London Nights exhibition Nick Turpin Through a Glass Darkly

From ‘Through A Glass Darkly’ by Nick Turpin. Credit: Nick Turpin

In 1930 Virginia Woolf left her home in search of a pencil. She didn’t really need one but she needed an excuse to leave the house. Woolf was an inveterate walker and explorer of city streets. She would often tread the walkways of London under the blaze of day and black of night, allowing her mind to absorb the sights, sounds and smells of the early 20th-century cityscape. So often she would look into the faces of fellow travellers and imagine what it must be like to occupy their bodies. The result of this particular 1930 expedition was her beautiful essay Street Haunting: A London Adventure, which captures the bliss of urban wanderlust. In particular, it encapsulates what it is to move like a ghost through the streets of London in the hours of night, never knowing what you’ll see.

This essay is an ideal complement to this collection of images presented by the Museum of London, all of which show the many faces of the capital as it sits under the blanket of night. In all, the works of 50 photographers are presented, and all have their own distinct take on the nocturnal metropolis.

The exhibition, perhaps in an effort to compartmentalise such a free-ranging subject, is divided into three sections. London Illuminated shows us the capital lit by the gloaming of twilight and, as the sun gradually vanishes behind the horizon, the artificial light of streetlamps, neon billboards and car headlights. Dark Matters explores the more unsettling side of the city. Anyone who has had to tread the back streets of London will know the feeling of threat and vulnerability only too well. Last, we have Switch On… Switch Off… where we witness Londoners throwing off the shackles of work and drinking themselves insensible while brushing past those trying to reach the comfort of home or, in some cases, just arriving at their place of work for the night shift.

London Nights exhibition Bob Collins Piccadilly at Night 1960

From ‘Piccadilly at Night’ 1960, by Bob Collins. Credit: Bob Collins

First of all, you must be sure to check out Damien Frost’s ‘Night Flowers’, which has some of the most striking portraits I have ever seen.

In 2014 Frost set out to document London’s most ornate drag kings and queens, club kids, alt-queer, transgender, goth and cabaret performers. The result is a spellbinding rogues’ gallery of London’s transgressive elite, at once inviting and awe-inspiring.

In the AP 28 April issue, we reviewed the accompanying book by Anna Sparham, published by Hoxton Mini Press, and released to tie in with this exhibition. In that review, the subject of Nick Turpin cropped up. It’s worth mentioning him again. Turpin’s images were all taken around the bus stop outside Elephant and Castle’s shopping centre.

Each frame offers us a carefully composed shot of a condensation-soaked bus window, behind which we see the abstract, painterly figure of a commuter. Turpin’s intuitive eye has carefully incised these scenes from the everyday and in the extraction has rendered them as absorbing tableau sketches.

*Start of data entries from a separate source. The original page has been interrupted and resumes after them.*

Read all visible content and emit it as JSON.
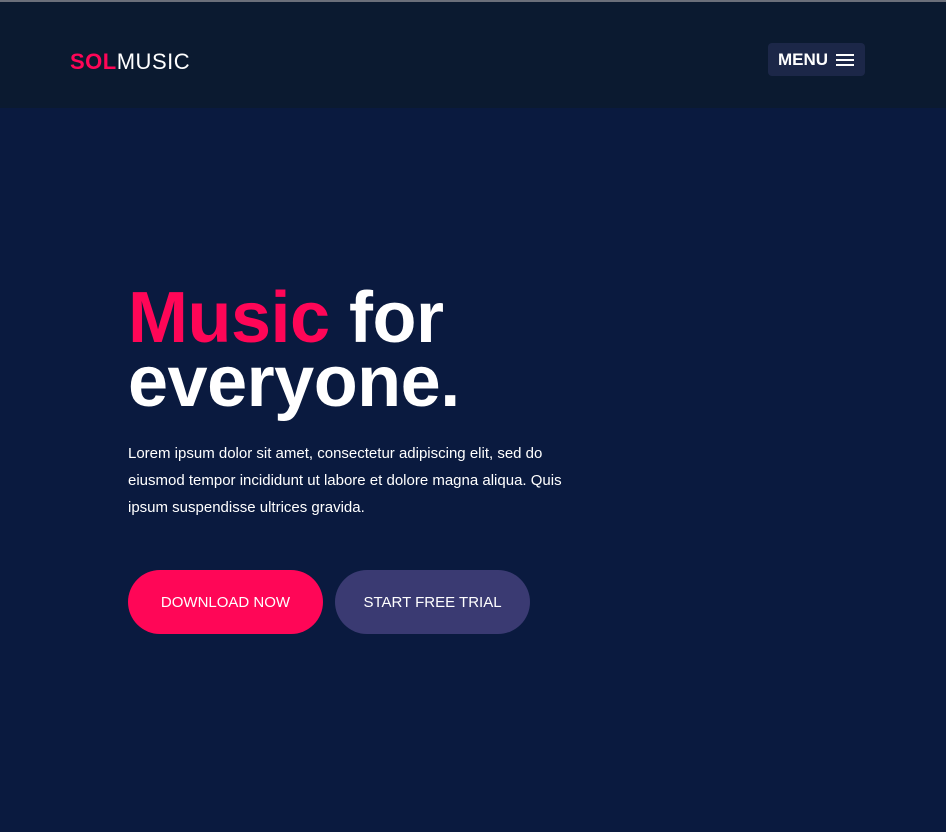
{
  "header": {
    "logo_part1": "SOL",
    "logo_part2": "MUSIC",
    "menu_label": "MENU"
  },
  "hero": {
    "title_accent": "Music",
    "title_rest_line1": " for",
    "title_line2": "everyone.",
    "description": "Lorem ipsum dolor sit amet, consectetur adipiscing elit, sed do eiusmod tempor incididunt ut labore et dolore magna aliqua. Quis ipsum suspendisse ultrices gravida.",
    "primary_button": "DOWNLOAD NOW",
    "secondary_button": "START FREE TRIAL"
  },
  "colors": {
    "accent": "#ff0657",
    "background": "#0a1a3f",
    "header_bg": "#0b1a30",
    "secondary_button": "#3a3a72"
  },
  "icons": {
    "menu": "hamburger-icon"
  }
}
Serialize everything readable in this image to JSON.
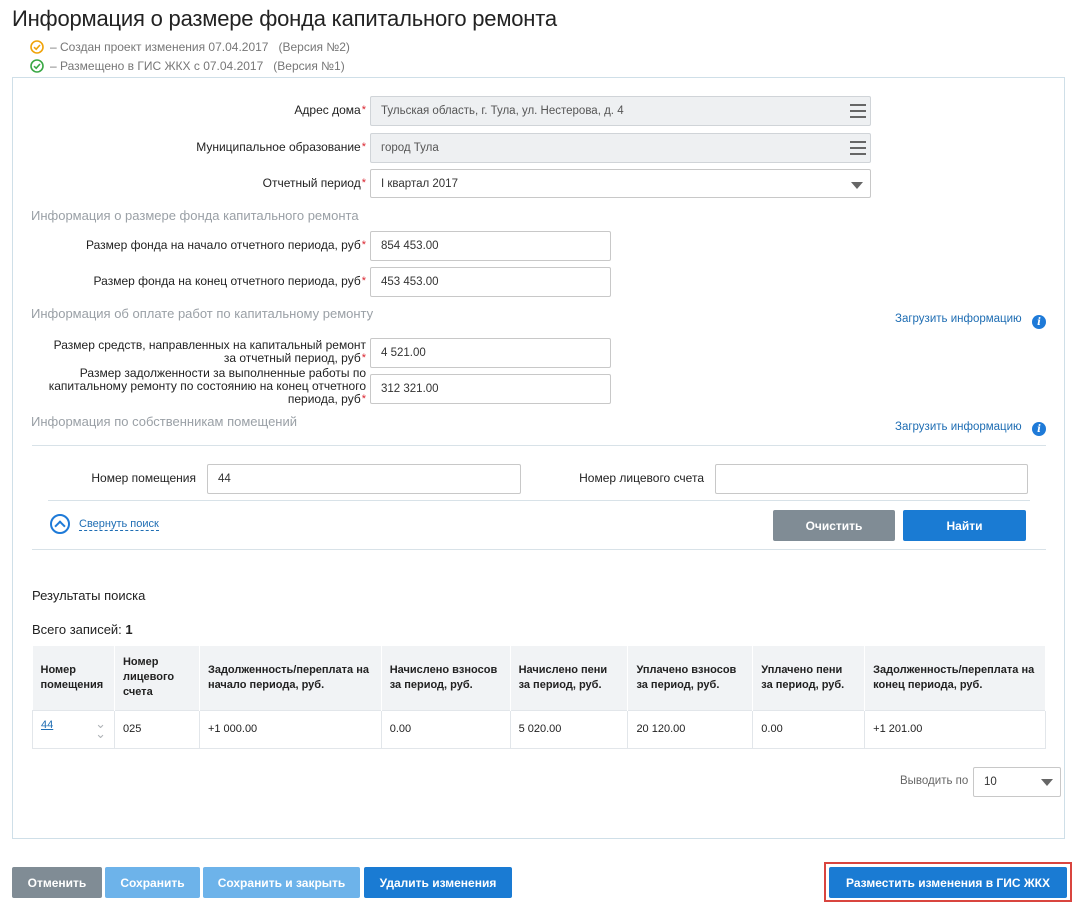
{
  "page_title": "Информация о размере фонда капитального ремонта",
  "statuses": [
    {
      "icon": "pending-check-icon",
      "color": "#f0a30a",
      "text": "–  Создан проект изменения 07.04.2017",
      "version": "(Версия №2)"
    },
    {
      "icon": "published-check-icon",
      "color": "#3aa845",
      "text": "–  Размещено в ГИС ЖКХ с 07.04.2017",
      "version": "(Версия №1)"
    }
  ],
  "form": {
    "address_label": "Адрес дома",
    "address_value": "Тульская область, г. Тула, ул. Нестерова, д. 4",
    "municipality_label": "Муниципальное образование",
    "municipality_value": "город Тула",
    "period_label": "Отчетный период",
    "period_value": "I квартал 2017",
    "required_mark": "*"
  },
  "fund_section": {
    "title": "Информация о размере фонда капитального ремонта",
    "start_label": "Размер фонда на начало отчетного периода, руб",
    "start_value": "854 453.00",
    "end_label": "Размер фонда на конец отчетного периода, руб",
    "end_value": "453 453.00"
  },
  "payment_section": {
    "title": "Информация об оплате работ по капитальному ремонту",
    "upload_link": "Загрузить информацию",
    "spent_label": "Размер средств, направленных на капитальный ремонт за отчетный период, руб",
    "spent_value": "4 521.00",
    "debt_label": "Размер задолженности за выполненные работы по капитальному ремонту по состоянию на конец отчетного периода, руб",
    "debt_value": "312 321.00"
  },
  "owners_section": {
    "title": "Информация по собственникам помещений",
    "upload_link": "Загрузить информацию"
  },
  "search": {
    "room_label": "Номер помещения",
    "room_value": "44",
    "account_label": "Номер лицевого счета",
    "account_value": "",
    "collapse_label": "Свернуть поиск",
    "clear_label": "Очистить",
    "find_label": "Найти"
  },
  "results": {
    "title": "Результаты поиска",
    "total_label": "Всего записей:",
    "total_value": "1",
    "columns": [
      "Номер помещения",
      "Номер лицевого счета",
      "Задолженность/переплата на начало периода, руб.",
      "Начислено взносов за период, руб.",
      "Начислено пени за период, руб.",
      "Уплачено взносов за период, руб.",
      "Уплачено пени за период, руб.",
      "Задолженность/переплата на конец периода, руб."
    ],
    "rows": [
      {
        "room": "44",
        "account": "025",
        "debt_start": "+1 000.00",
        "accrued": "0.00",
        "penalty": "5 020.00",
        "paid": "20 120.00",
        "paid_penalty": "0.00",
        "debt_end": "+1 201.00"
      }
    ],
    "page_size_label": "Выводить по",
    "page_size_value": "10"
  },
  "footer": {
    "cancel": "Отменить",
    "save": "Сохранить",
    "save_close": "Сохранить и закрыть",
    "delete_changes": "Удалить изменения",
    "publish": "Разместить изменения в ГИС ЖКХ"
  },
  "colors": {
    "accent": "#1a7bd3",
    "positive": "#3a8a1e",
    "required": "#d9232e"
  }
}
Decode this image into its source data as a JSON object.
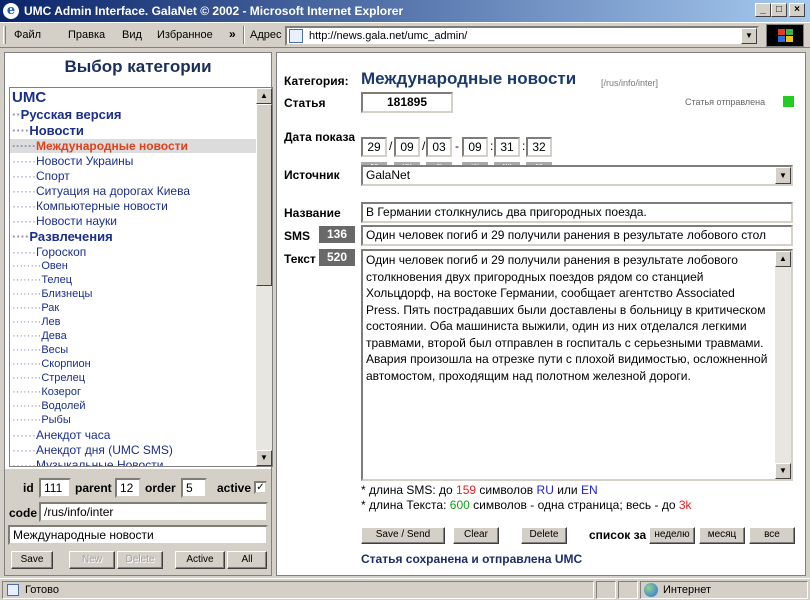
{
  "window": {
    "title": "UMC Admin Interface.   GalaNet © 2002 - Microsoft Internet Explorer",
    "icon": "ie-icon"
  },
  "menu": {
    "items": [
      "Файл",
      "Правка",
      "Вид",
      "Избранное"
    ],
    "more": "»",
    "address_label": "Адрес",
    "url": "http://news.gala.net/umc_admin/"
  },
  "left": {
    "title": "Выбор категории",
    "tree": [
      {
        "dots": "",
        "label": "UMC",
        "style": "root"
      },
      {
        "dots": "··",
        "label": "Русская версия",
        "style": "bold"
      },
      {
        "dots": "····",
        "label": "Новости",
        "style": "bold"
      },
      {
        "dots": "······",
        "label": "Международные новости",
        "style": "sel"
      },
      {
        "dots": "······",
        "label": "Новости Украины",
        "style": ""
      },
      {
        "dots": "······",
        "label": "Спорт",
        "style": ""
      },
      {
        "dots": "······",
        "label": "Ситуация на дорогах Киева",
        "style": ""
      },
      {
        "dots": "······",
        "label": "Компьютерные новости",
        "style": ""
      },
      {
        "dots": "······",
        "label": "Новости науки",
        "style": ""
      },
      {
        "dots": "····",
        "label": "Развлечения",
        "style": "bold"
      },
      {
        "dots": "······",
        "label": "Гороскоп",
        "style": ""
      },
      {
        "dots": "········",
        "label": "Овен",
        "style": "small"
      },
      {
        "dots": "········",
        "label": "Телец",
        "style": "small"
      },
      {
        "dots": "········",
        "label": "Близнецы",
        "style": "small"
      },
      {
        "dots": "········",
        "label": "Рак",
        "style": "small"
      },
      {
        "dots": "········",
        "label": "Лев",
        "style": "small"
      },
      {
        "dots": "········",
        "label": "Дева",
        "style": "small"
      },
      {
        "dots": "········",
        "label": "Весы",
        "style": "small"
      },
      {
        "dots": "········",
        "label": "Скорпион",
        "style": "small"
      },
      {
        "dots": "········",
        "label": "Стрелец",
        "style": "small"
      },
      {
        "dots": "········",
        "label": "Козерог",
        "style": "small"
      },
      {
        "dots": "········",
        "label": "Водолей",
        "style": "small"
      },
      {
        "dots": "········",
        "label": "Рыбы",
        "style": "small"
      },
      {
        "dots": "······",
        "label": "Анекдот часа",
        "style": ""
      },
      {
        "dots": "······",
        "label": "Анекдот дня (UMC SMS)",
        "style": ""
      },
      {
        "dots": "······",
        "label": "Музыкальные Новости",
        "style": ""
      }
    ],
    "form": {
      "id_label": "id",
      "id_value": "111",
      "parent_label": "parent",
      "parent_value": "12",
      "order_label": "order",
      "order_value": "5",
      "active_label": "active",
      "active_checked": "✓",
      "code_label": "code",
      "code_value": "/rus/info/inter",
      "name_value": "Международные новости"
    },
    "buttons": {
      "save": "Save",
      "new": "New",
      "delete": "Delete",
      "active": "Active",
      "all": "All"
    }
  },
  "right": {
    "category_label": "Категория:",
    "category_value": "Международные новости",
    "category_path": "[/rus/info/inter]",
    "article_label": "Статья",
    "article_value": "181895",
    "sent_status": "Статья отправлена",
    "status_color": "#22cc22",
    "date_label": "Дата показа",
    "date": {
      "dd": "29",
      "mm": "09",
      "yy": "03",
      "hh": "09",
      "mi": "31",
      "ss": "32"
    },
    "date_caps": {
      "dd": "дд",
      "mm": "мм",
      "yy": "гг",
      "hh": "чч",
      "mi": "ми",
      "ss": "се"
    },
    "date_sep_slash": "/",
    "date_sep_dash": "-",
    "date_sep_colon": ":",
    "source_label": "Источник",
    "source_value": "GalaNet",
    "title_label": "Название",
    "title_value": "В Германии столкнулись два пригородных поезда.",
    "sms_label": "SMS",
    "sms_count": "136",
    "sms_value": "Один человек погиб и 29 получили ранения в результате лобового стол",
    "text_label": "Текст",
    "text_count": "520",
    "text_value": "Один человек погиб и 29 получили ранения в результате лобового столкновения двух пригородных поездов рядом со станцией Хольцдорф, на востоке Германии, сообщает агентство Associated Press. Пять пострадавших были доставлены в больницу в критическом состоянии. Оба машиниста выжили, один из них отделался легкими травмами, второй был отправлен в госпиталь с серьезными травмами. Авария произошла на отрезке пути с плохой видимостью, осложненной автомостом, проходящим над полотном железной дороги.",
    "note1": {
      "a": "* длина SMS: до ",
      "num": "159",
      "b": " символов ",
      "ru": "RU",
      "c": " или ",
      "en": "EN"
    },
    "note2": {
      "a": "* длина Текста: ",
      "num": "600",
      "b": " символов - одна страница; весь - до ",
      "max": "3k"
    },
    "buttons": {
      "save_send": "Save / Send",
      "clear": "Clear",
      "delete": "Delete"
    },
    "list_label": "список за",
    "list_buttons": {
      "week": "неделю",
      "month": "месяц",
      "all": "все"
    },
    "saved_message": "Статья сохранена и отправлена UMC"
  },
  "status": {
    "ready": "Готово",
    "zone": "Интернет"
  }
}
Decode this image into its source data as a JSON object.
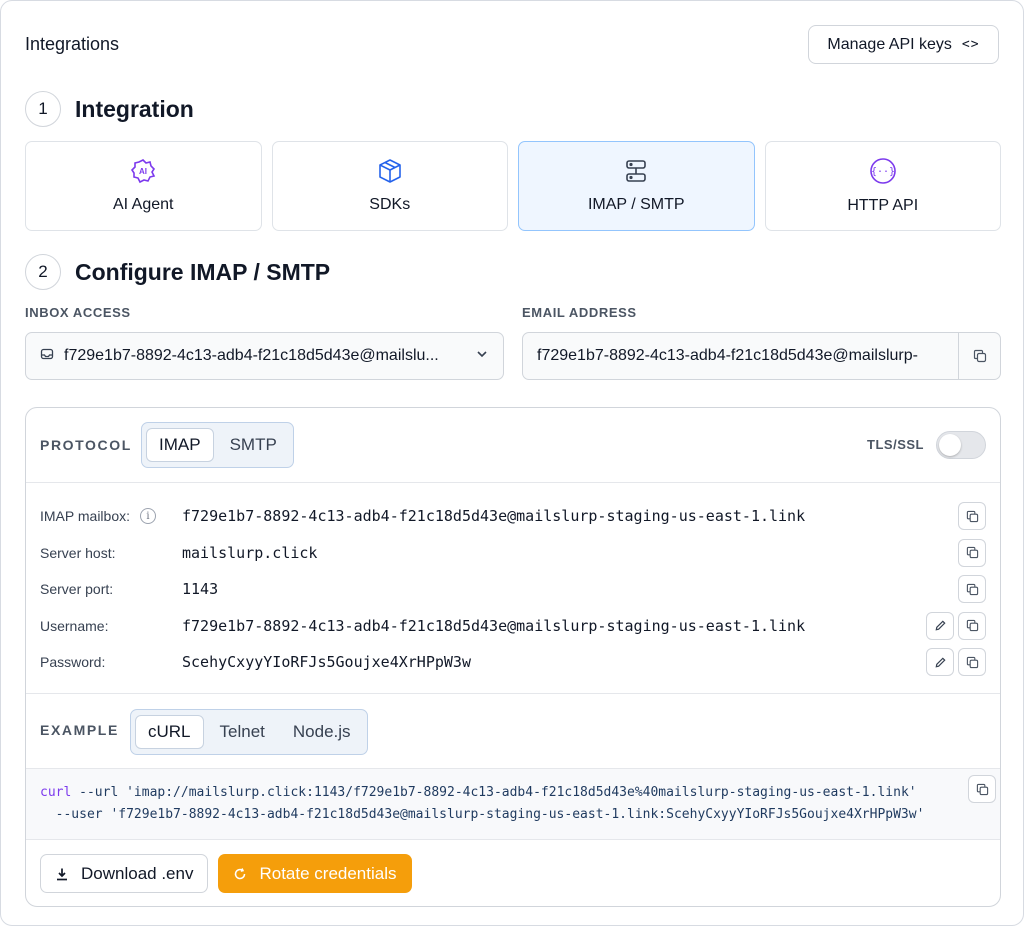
{
  "header": {
    "title": "Integrations",
    "api_button": "Manage API keys"
  },
  "step1": {
    "num": "1",
    "title": "Integration"
  },
  "tiles": [
    {
      "label": "AI Agent",
      "icon": "ai-agent-icon"
    },
    {
      "label": "SDKs",
      "icon": "cube-icon"
    },
    {
      "label": "IMAP / SMTP",
      "icon": "server-icon",
      "selected": true
    },
    {
      "label": "HTTP API",
      "icon": "api-braces-icon"
    }
  ],
  "step2": {
    "num": "2",
    "title": "Configure IMAP / SMTP"
  },
  "inbox_access": {
    "label": "INBOX ACCESS",
    "value": "f729e1b7-8892-4c13-adb4-f21c18d5d43e@mailslu..."
  },
  "email_address": {
    "label": "EMAIL ADDRESS",
    "value": "f729e1b7-8892-4c13-adb4-f21c18d5d43e@mailslurp-"
  },
  "protocol": {
    "label": "PROTOCOL",
    "options": [
      "IMAP",
      "SMTP"
    ],
    "selected": "IMAP",
    "tls_label": "TLS/SSL",
    "tls_enabled": false
  },
  "details": [
    {
      "label": "IMAP mailbox:",
      "value": "f729e1b7-8892-4c13-adb4-f21c18d5d43e@mailslurp-staging-us-east-1.link"
    },
    {
      "label": "Server host:",
      "value": "mailslurp.click"
    },
    {
      "label": "Server port:",
      "value": "1143"
    },
    {
      "label": "Username:",
      "value": "f729e1b7-8892-4c13-adb4-f21c18d5d43e@mailslurp-staging-us-east-1.link"
    },
    {
      "label": "Password:",
      "value": "ScehyCxyyYIoRFJs5Goujxe4XrHPpW3w"
    }
  ],
  "example": {
    "label": "EXAMPLE",
    "tabs": [
      "cURL",
      "Telnet",
      "Node.js"
    ],
    "selected": "cURL",
    "code_cmd": "curl",
    "code_line1_rest": " --url 'imap://mailslurp.click:1143/f729e1b7-8892-4c13-adb4-f21c18d5d43e%40mailslurp-staging-us-east-1.link'",
    "code_line2": "  --user 'f729e1b7-8892-4c13-adb4-f21c18d5d43e@mailslurp-staging-us-east-1.link:ScehyCxyyYIoRFJs5Goujxe4XrHPpW3w'"
  },
  "buttons": {
    "download": "Download .env",
    "rotate": "Rotate credentials"
  },
  "colors": {
    "accent_blue": "#3b82f6",
    "selected_tile_bg": "#eff6ff",
    "primary_orange": "#f59e0b",
    "ai_purple": "#7c3aed"
  }
}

London Nights exhibition Rut Bleese Luxemburg London a Modern Project

An image from ‘London: A Modern Project’ by Rut Bleese Luxemburg. Credit: Rut Bleese Luxemburg

The one that perhaps gets to the heart of the London night is German photographer Rut Blees Luxemburg. Here we find the nocturnal landscape of London captured post-diaspora. There is no one to see. The people have vanished. Office blocks and underpasses, shot with a large-format camera, seem to be haunted by the absence of people. You can almost hear the low hum of wind now untroubled by the screeching of car tyres and the caterwauls of inebriated underage drinkers.

This is, of course, but a sliver of the work on display in this exhibition. You can also see Bill Brandt, Brian Griffin and Tish Murtha, all of whom are in great and diverse company.

The point is, there can be no single definitive portrait of London. London exists like a fractured mirror. Every shard contains a grain of the reality but is no more or less real than the images that surround it. And that makes London an inexhaustible source of inspiration for any photographer.